Polyethylene is considerably more economical than silicone rubber because it can be continuously extruded and then cut into the required lengths. Unlike silicone rubber, no expensive molding process is necessary. Nevertheless, it cannot be re-used in conjunction with either heat-sterilization or cold-sterilization. Not only will it melt or deform when subjected to the high temperatures of heat-sterilization, but polyethylene tubing that has been removed from a fitting for any reason cannot be re-attached to a fitting because polyethylene has little or no memory. Once stretched over a fitting, such tubing remains permanently stretched and cannot form a coupling with sufficient strength to pass the above-described attachment test. Therefore, polyethylene tubing must be discarded after a single use.
HYTREL.RTM. is more economical than silicone rubber, but it is not nearly as economical as polyethylene, both because the material itself is less economical than polyethylene and because it cannot be extruded like polyethylene. Although it can withstand high temperatures without melting or otherwise deforming, the tubing will harden over time when repeatedly heat-sterilized. Moreover, like polyethylene, it is not sufficiently elastomeric to be re-used by connecting it directly to a friction fitting. Silicone rubber endpieces are therefore screwed onto the ends of a length of HYTREL.RTM. tubing having a spiral rib and sealed with liquid silicone. The silicone rubber endpieces are sufficiently elastomeric and durable to be repeatedly reconnected to a fitting without degradation in the strength of the resulting coupling. (Silicone rubber has a tensile modulus of approximately 160 psi.)
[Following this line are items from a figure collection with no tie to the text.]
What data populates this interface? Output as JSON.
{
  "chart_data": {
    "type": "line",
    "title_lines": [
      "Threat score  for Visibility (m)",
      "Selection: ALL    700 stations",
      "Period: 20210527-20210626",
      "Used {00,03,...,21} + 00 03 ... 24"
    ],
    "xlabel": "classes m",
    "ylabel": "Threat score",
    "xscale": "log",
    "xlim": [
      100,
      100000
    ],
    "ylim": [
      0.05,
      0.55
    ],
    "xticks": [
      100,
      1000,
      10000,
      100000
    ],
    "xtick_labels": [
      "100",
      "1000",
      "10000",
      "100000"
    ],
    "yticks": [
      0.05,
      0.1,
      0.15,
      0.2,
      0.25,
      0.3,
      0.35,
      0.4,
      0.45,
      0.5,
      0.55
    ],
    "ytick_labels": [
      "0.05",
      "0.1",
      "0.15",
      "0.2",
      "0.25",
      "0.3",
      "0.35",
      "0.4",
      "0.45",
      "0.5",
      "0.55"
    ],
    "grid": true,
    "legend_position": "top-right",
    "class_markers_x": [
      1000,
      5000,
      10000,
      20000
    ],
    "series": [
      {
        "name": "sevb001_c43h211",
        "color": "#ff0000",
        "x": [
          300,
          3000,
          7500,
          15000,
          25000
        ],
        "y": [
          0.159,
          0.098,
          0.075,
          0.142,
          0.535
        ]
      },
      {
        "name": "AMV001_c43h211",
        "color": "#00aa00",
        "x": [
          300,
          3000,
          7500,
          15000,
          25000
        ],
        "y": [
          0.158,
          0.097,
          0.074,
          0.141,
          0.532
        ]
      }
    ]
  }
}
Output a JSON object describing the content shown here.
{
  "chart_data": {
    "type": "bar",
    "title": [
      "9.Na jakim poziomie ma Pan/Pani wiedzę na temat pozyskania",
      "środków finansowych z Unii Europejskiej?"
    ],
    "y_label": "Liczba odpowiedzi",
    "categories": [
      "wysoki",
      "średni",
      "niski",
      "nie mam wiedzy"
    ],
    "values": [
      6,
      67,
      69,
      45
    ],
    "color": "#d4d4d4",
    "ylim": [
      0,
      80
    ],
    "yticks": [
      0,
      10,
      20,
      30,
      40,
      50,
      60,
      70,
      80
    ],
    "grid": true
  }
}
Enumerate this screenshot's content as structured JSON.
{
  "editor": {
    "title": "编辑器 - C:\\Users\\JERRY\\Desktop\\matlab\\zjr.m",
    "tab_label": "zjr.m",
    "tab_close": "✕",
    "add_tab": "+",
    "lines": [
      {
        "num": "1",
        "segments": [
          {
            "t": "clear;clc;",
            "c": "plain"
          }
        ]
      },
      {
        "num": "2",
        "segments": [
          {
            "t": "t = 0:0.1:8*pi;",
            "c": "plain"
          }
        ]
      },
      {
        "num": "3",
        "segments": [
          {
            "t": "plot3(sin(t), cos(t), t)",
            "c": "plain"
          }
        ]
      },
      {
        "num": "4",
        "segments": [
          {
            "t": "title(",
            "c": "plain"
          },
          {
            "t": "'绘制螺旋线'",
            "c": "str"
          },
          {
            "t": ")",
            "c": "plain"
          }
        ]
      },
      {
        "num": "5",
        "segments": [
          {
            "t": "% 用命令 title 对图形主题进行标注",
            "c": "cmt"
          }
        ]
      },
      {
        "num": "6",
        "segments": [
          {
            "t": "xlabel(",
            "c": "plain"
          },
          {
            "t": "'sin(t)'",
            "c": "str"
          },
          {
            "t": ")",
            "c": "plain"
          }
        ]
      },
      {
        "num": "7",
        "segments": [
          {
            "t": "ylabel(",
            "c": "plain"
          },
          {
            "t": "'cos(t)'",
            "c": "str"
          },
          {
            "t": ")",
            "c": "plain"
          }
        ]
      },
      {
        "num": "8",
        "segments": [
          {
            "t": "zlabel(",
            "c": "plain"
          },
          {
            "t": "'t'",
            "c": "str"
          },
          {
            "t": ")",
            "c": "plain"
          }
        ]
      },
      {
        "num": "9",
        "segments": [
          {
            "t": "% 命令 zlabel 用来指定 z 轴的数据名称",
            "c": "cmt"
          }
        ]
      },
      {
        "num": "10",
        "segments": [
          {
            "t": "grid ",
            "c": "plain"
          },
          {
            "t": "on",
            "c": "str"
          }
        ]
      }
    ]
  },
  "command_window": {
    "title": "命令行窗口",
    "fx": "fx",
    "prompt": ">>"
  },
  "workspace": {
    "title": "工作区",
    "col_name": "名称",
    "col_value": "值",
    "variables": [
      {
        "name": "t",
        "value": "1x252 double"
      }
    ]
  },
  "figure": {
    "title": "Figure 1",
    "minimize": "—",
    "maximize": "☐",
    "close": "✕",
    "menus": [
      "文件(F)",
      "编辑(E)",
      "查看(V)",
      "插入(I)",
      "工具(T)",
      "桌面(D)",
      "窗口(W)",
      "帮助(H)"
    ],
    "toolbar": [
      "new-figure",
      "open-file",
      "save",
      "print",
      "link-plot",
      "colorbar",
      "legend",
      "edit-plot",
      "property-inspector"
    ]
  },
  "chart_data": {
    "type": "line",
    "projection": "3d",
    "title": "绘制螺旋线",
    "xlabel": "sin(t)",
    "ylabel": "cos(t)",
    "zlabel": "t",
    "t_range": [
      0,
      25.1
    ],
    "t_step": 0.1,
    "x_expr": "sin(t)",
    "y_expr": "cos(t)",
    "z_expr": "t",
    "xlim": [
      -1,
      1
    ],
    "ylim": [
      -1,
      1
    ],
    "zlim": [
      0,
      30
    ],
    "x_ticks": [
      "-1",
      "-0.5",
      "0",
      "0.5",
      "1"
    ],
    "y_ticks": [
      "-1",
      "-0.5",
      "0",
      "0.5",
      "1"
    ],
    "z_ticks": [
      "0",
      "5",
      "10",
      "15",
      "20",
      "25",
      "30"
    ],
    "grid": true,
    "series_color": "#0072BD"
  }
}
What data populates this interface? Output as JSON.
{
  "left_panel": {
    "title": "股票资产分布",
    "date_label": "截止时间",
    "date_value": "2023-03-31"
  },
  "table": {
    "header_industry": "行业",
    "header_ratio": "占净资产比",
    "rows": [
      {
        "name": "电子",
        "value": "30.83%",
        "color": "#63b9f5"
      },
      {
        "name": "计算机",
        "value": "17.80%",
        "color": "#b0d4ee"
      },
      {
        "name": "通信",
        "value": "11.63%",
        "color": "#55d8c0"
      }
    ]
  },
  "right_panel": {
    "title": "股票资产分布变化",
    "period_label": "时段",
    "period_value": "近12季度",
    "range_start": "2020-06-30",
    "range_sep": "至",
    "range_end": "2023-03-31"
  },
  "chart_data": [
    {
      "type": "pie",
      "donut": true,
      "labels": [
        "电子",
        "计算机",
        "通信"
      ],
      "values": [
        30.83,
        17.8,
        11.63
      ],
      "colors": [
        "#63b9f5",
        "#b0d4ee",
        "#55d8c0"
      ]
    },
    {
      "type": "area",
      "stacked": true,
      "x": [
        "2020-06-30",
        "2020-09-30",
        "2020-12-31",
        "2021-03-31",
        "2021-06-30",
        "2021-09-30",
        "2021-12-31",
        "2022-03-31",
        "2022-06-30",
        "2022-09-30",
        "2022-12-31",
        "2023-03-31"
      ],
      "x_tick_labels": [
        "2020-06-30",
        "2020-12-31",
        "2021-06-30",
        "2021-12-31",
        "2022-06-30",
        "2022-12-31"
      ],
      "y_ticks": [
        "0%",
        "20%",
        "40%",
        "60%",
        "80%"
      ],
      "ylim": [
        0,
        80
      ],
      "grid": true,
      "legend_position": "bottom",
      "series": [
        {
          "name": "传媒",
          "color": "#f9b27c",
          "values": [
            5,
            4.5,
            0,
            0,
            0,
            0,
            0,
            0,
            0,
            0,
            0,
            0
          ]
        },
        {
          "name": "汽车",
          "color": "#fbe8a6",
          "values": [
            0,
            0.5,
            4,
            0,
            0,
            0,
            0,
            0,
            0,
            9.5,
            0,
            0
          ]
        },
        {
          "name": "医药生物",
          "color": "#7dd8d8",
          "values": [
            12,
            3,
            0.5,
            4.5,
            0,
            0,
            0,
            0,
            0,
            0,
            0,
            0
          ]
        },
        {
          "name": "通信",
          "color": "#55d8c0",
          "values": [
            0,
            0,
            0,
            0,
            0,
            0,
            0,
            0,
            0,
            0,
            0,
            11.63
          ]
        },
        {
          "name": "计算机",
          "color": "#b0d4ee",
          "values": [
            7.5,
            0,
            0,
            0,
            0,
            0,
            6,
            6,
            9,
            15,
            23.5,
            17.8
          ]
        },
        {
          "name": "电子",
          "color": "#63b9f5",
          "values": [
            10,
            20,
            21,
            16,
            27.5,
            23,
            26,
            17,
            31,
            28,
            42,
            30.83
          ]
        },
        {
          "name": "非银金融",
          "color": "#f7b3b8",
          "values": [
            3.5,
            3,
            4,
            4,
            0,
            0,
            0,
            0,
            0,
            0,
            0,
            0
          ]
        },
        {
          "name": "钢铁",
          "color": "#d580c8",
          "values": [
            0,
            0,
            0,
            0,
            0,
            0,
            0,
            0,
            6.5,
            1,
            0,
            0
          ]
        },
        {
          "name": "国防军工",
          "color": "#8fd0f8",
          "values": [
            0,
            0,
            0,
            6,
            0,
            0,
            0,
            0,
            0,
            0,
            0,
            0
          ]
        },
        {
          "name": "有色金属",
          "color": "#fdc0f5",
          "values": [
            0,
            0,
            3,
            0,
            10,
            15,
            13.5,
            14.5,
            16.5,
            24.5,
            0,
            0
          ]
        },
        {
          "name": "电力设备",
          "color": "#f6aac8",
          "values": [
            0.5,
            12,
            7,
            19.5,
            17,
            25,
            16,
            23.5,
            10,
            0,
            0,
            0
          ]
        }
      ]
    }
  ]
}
KRATON.RTM. is nearly as economical as polyethylene because it can be extruded using thermoplastic processing methods. Like silicone rubber and HYTREL.RTM., it can withstand the temperatures of heat-sterilization. However, like polyethylene and HYTREL.RTM., it is not sufficiently elastomeric to be reused by connecting it directly to a friction fitting. (KRATON-D.RTM. has a tensile modulus between 400 and 1,000 psi.) Moreover, silicone rubber endpieces cannot be attached to the ends of a length of KRATON.RTM. tubing because KRATON.RTM. is too soft and pliable to form a strong spiral rib onto which an endpiece could be screwed and too resistant to adhesive bonding for liquid silicone or other adhesives and sealants to be used. (It is believed that a leaching agent in KRATON.RTM. prevents adhesion.) In attempts to secure KRATON.RTM. tubing directly to a fitting, plastic cable ties and rubber O-rings have been used as crude hose clamps. However, such clamping methods are inconvenient and unreliable. Moreover, succesive couplings using the same length of KRATON.RTM. tubing become weaker as repeated uses increasingly stretch the tubing. For these reasons, medical practitioners are reluctant to rely on such methods.
It would be desirable to provide a breathing circuit conduit that is not only relatively economical but can also be removed from a fitting, sterilized, and replaced in a fitting multiple times without suffering unacceptable degradation in the strength of the resulting coupling. These problems and deficiencies are clearly felt in the art and are solved by the present invention in the manner described below.